Girl: I haven't drank since New Year's.
Friend: That was yesterday, Tina*.

Jersey City, New Jersey

Teen guy: Yeah, we got like, so wasted!
Teen girl #1: It was great, yeah. We got so high.
Teen girl #2: Where did you guys get the alcohol?
Teen girl #1: What?
Teen girl #2: If you guys were getting high, where did you get the alcohol?
Teen girl #1: That's drunk. You get high off weed.
Teen girl #2: Oh. Okay. Then, where'd you get that?
Teen guy: My sister. She's sixteen!
Teen girl #2: Can't you get high off books?
Teen guy: What?
Teen girl #2: Cause, can't, like…books get you high?
Teen girl #1: What?

Library
East Vancouver, BC
Canadia

Haggard drunk woman to group of drunk men: He says he loves me but won’t even buy me a cupcake!

Boston, Massachusetts

Guy #1, walking into beer garden: What does “drunk in public” mean exactly?
Guy #2: I think it's kind of self-explanatory.

Columbia, Missouri

Drunk girl #1: (blows kiss to construction worker)
Drunk girl #2: You *so* just made his day!
Construction worker: Slut.

Exhibition Street
Melbourne, Australia

Girl to friend: I'm not an alcoholic.
Friend: I'm not an alcoholic, either.
Girl: Cheers to us not being alcoholics!

Austin, Texas

35-year-old man: Do you know what I did for you?

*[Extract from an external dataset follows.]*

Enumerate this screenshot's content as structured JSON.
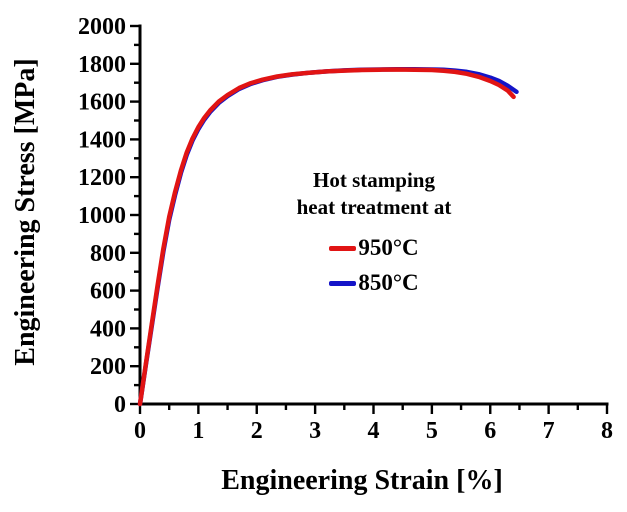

I left my home, my wife. I cheated because I was cheated on, I know what that's like. You're turning 30, you need a man, what's a woman at 30? You're alone!
28-year-old woman: You're having a midlife crisis. Women don't get those. I'm there for you, like, “you should stop at three drinks because you're a terrible drunk.”
35-year-old man: You'd do that for me?

Chicago, Illinois

Overheard by: Matt

Very drunk 20-something girl trying to play darts: So what do I do?
30-something guy #1: Just throw 'em.
30-something guy #2: Failing that, love, just take your top off.
Very drunk 20-something girl: Cheeky motherfucker! Get me a vodka and I'll do it!

Leamington Spa
England

Overheard by: Bleep

California blonde: Ohmigod, I wonder what their waxing is like in France?
California brunette: I dunno… I once waxed it all off, though.
California blonde: Really? How? I've only waxed my bikini line.
California brunette: I'd just had three glasses of wine and one of those waxing pots, because my dad's a hairdresser.

Paris
France

Overheard by: Freedom Waxing!

Very drunk girl, exiting party: Oh my, it's dark outside!
Sober girl: Oh, are you gonna need help back to your dorm or anything?
Very drunk girl: Oh, no. Wine gives me night vision.